Talking Points: Is the AI arc always towards truthfulness?
- Wil James

- Nov 4
- 2 min read
With the announcement that Elon Musk’s latest venture is an AI-powered encyclopaedia (“Grokipedia”), is it time to challenge the assumption that using AI in research will ultimately lead to better outcomes?
The launch of Grokipedia has garnered a fair bit of media attention, with plenty of fun poked at some questionable assertions, not to mention the gargantuan length of the entries (the page for relatively low-profile former Conservative backbencher Michael Fabricant is 6,500 words – compared to the 2,000 words mustered for him on Wikipedia)…
Much of the coverage – as is generally the case with AI stories – focuses on the veracity of the information being offered by Grokipedia. As we have all come to be more familiar with “AI hallucination” over the past 18 months, this is not surprising. Anyone who is using public domain research to inform their decisions should be worried about whether the “facts” they find online are really true or just fabrications created by a large language model (LLM) that is too eager to please.
But this isn’t really a fundamental critique of using AI for research. It is reasonable to expect that as AI models learn more, they ought to get better at weeding out “alternative facts”. This seems more like a bug than a disqualifying flaw.
The bigger issue, which is particularly relevant to us in the business intelligence industry (and indeed to anyone whose research is being infiltrated by AI) is where AI sources its information and how this might impact research.
A basic tenet of all the discussions I’ve heard to date over the use of AI in business intelligence is that the “data” LLMs draw on are a neutral property that is not subject to manipulation, selectivity or omission. Underlying this assumption is the fact that many of the answers currently served up by AI assistants draw on human generated content from sites like Wikipedia and Answers.com, as well as chat boards like Reddit.
But what is to say that AI can’t be used against AI to distort the factual picture? As highly political actors like Elon Musk step into the free information business, the problem is not that he is using AI to power his encyclopaedia, it is the creation of an information environment that is weaponised in pursuit of a particular agenda.

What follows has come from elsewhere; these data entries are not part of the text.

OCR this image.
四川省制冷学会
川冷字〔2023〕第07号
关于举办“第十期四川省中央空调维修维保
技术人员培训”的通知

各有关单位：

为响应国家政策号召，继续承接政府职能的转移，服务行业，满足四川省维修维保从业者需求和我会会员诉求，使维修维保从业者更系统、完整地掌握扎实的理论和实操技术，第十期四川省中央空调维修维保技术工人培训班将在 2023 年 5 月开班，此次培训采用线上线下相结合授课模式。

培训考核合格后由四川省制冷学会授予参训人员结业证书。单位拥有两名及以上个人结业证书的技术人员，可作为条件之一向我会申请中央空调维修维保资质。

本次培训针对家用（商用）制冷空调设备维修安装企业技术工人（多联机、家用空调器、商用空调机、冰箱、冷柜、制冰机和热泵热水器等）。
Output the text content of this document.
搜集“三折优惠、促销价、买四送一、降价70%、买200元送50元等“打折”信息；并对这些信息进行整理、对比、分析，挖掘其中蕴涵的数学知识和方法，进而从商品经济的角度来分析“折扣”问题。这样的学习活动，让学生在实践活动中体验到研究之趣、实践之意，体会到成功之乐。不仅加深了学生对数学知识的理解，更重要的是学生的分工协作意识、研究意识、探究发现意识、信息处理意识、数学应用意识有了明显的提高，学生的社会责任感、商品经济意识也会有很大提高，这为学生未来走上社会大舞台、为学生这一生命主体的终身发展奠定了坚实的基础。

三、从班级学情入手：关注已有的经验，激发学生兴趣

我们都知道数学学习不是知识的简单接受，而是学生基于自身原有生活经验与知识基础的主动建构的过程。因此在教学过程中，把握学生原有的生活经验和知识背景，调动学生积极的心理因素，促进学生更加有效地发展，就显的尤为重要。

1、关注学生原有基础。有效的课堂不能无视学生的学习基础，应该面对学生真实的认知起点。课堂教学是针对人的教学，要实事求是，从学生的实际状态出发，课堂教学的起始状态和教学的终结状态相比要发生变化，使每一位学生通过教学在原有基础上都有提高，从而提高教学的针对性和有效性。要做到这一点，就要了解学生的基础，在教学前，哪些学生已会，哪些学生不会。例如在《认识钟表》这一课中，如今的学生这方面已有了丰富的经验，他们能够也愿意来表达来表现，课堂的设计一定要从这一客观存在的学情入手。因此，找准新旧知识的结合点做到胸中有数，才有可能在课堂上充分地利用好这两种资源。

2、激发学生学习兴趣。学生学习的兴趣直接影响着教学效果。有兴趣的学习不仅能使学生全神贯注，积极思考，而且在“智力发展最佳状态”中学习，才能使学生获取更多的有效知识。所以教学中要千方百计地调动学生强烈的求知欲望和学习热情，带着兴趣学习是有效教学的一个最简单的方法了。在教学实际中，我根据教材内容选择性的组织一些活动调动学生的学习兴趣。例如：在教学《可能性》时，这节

Musk has been unequivocal that his platform is intended to counteract the “woke” bias he asserts in other platforms and professional media organisations. Whatever you think of Musk and his politics (or Jimmy Wales, for that matter), we can no longer pretend that pointing LLMs at “data” in the public domain is a straightforward task. Will others now also seek to pollute the pool from which AI draws information?
For anyone reliant on fact-based research to inform good decisions, the arrival of Grokipedia makes the deployment of AI research tools a fraught prospect. If we can’t assume that the “data” available to LLMs is neutral or unadulterated, we need to ask hard questions about how we maintain factual reliability while using technology to accelerate research.